The girl inside gave him two addresses. One was in Maida Vale and the other in Paddington. Before he could locate either of them, Alan had to buy himself a London guide. He went to the Paddington address first because the room to let there was cheaper.
The landlord came to the door with an evening paper in his hand. Alan saw that he and Joyce were still the lead story, and his own face was there again, magnified to a featureless blur. The sight of it revived his anxiety, but the landlord put the paper down on a table and invited him in.

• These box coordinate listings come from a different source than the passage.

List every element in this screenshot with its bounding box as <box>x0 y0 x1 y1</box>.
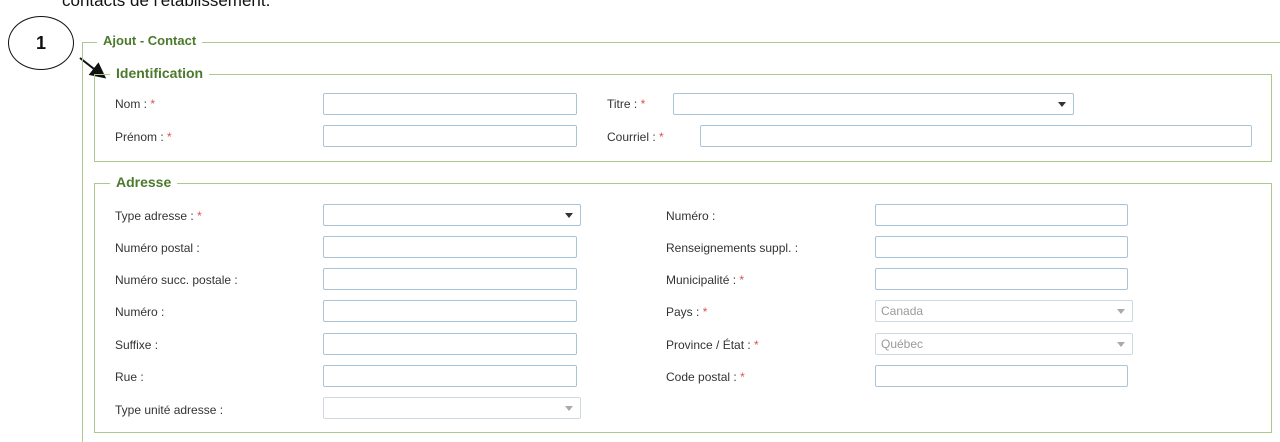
type-adresse-label: Type adresse : * <box>115 209 202 223</box>
callout-number-badge: 1 <box>8 16 74 70</box>
suffixe-input[interactable] <box>323 333 577 355</box>
numero-right-input[interactable] <box>875 204 1128 226</box>
numero-right-label: Numéro : <box>666 209 716 223</box>
province-select[interactable]: Québec <box>875 333 1133 355</box>
province-label: Province / État : * <box>666 338 759 352</box>
code-postal-label: Code postal : * <box>666 370 745 384</box>
renseignements-input[interactable] <box>875 236 1128 258</box>
renseignements-label: Renseignements suppl. : <box>666 241 799 255</box>
numero-postal-label: Numéro postal : <box>115 241 200 255</box>
courriel-input[interactable] <box>700 125 1252 147</box>
identification-fieldset <box>94 74 1272 162</box>
type-unite-select[interactable] <box>323 397 581 419</box>
numero-label: Numéro : <box>115 305 165 319</box>
type-unite-label: Type unité adresse : <box>115 403 224 417</box>
numero-succ-label: Numéro succ. postale : <box>115 273 238 287</box>
adresse-legend: Adresse <box>110 174 178 190</box>
numero-postal-input[interactable] <box>323 236 577 258</box>
suffixe-label: Suffixe : <box>115 338 159 352</box>
chevron-down-icon <box>1058 102 1066 107</box>
municipalite-input[interactable] <box>875 268 1128 290</box>
titre-select[interactable] <box>673 93 1074 115</box>
nom-label: Nom : * <box>115 97 156 111</box>
chevron-down-icon <box>1117 342 1125 347</box>
chevron-down-icon <box>565 406 573 411</box>
courriel-label: Courriel : * <box>607 130 664 144</box>
rue-input[interactable] <box>323 365 577 387</box>
add-contact-title: Ajout - Contact <box>97 33 203 48</box>
numero-succ-input[interactable] <box>323 268 577 290</box>
chevron-down-icon <box>565 213 573 218</box>
nom-input[interactable] <box>323 93 577 115</box>
chevron-down-icon <box>1117 309 1125 314</box>
prenom-label: Prénom : * <box>115 130 172 144</box>
pays-select[interactable]: Canada <box>875 300 1133 322</box>
identification-legend: Identification <box>110 65 210 81</box>
pays-value: Canada <box>881 304 924 318</box>
pays-label: Pays : * <box>666 305 708 319</box>
prenom-input[interactable] <box>323 125 577 147</box>
titre-label: Titre : * <box>607 97 646 111</box>
code-postal-input[interactable] <box>875 365 1128 387</box>
province-value: Québec <box>881 337 924 351</box>
rue-label: Rue : <box>115 370 144 384</box>
municipalite-label: Municipalité : * <box>666 273 745 287</box>
numero-input[interactable] <box>323 300 577 322</box>
type-adresse-select[interactable] <box>323 204 581 226</box>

Alan would have taken the room, though it was sparsely furnished and comfortless. At any rate, it would be his to improve as he chose, and it was better than the Maharajah. The landlord too seemed happy to accept him as a tenant so long as he understood he had to pay a month's rent in advance and a deposit. Alan had got out his wallet and was preparing to sign the agreement as A. J. Forster when the landlord said:
‘I take it you can let me have a bank reference?'
The blood rushed into Alan's face.
‘It's usual,' said the landlord. ‘I've got to protect myself.'
‘I was going to pay you in cash.'
‘Maybe, but I'll still want a reference. How about your employer or the people where you're living now? Haven't you got a bank?'
In the circumstances, the question held a terrible irony. Alan didn't know what to say except that he had changed his mind, and he got out of the house as fast as he could, certain the landlord thought him a criminal, as indeed he was. No one knew more than he about opening bank accounts. It was impossible for him to open one, he had no name, no address, no occupation and no past. Suddenly he felt frightened, out there in the alien street with no identity, no possessions, and he saw his act as not so much an enormity as an incredible folly. In all those months of playing with the banknotes, he had never considered the practicalities of an existence with them illicitly in his possession. Because then it had been a dream and now it was reality.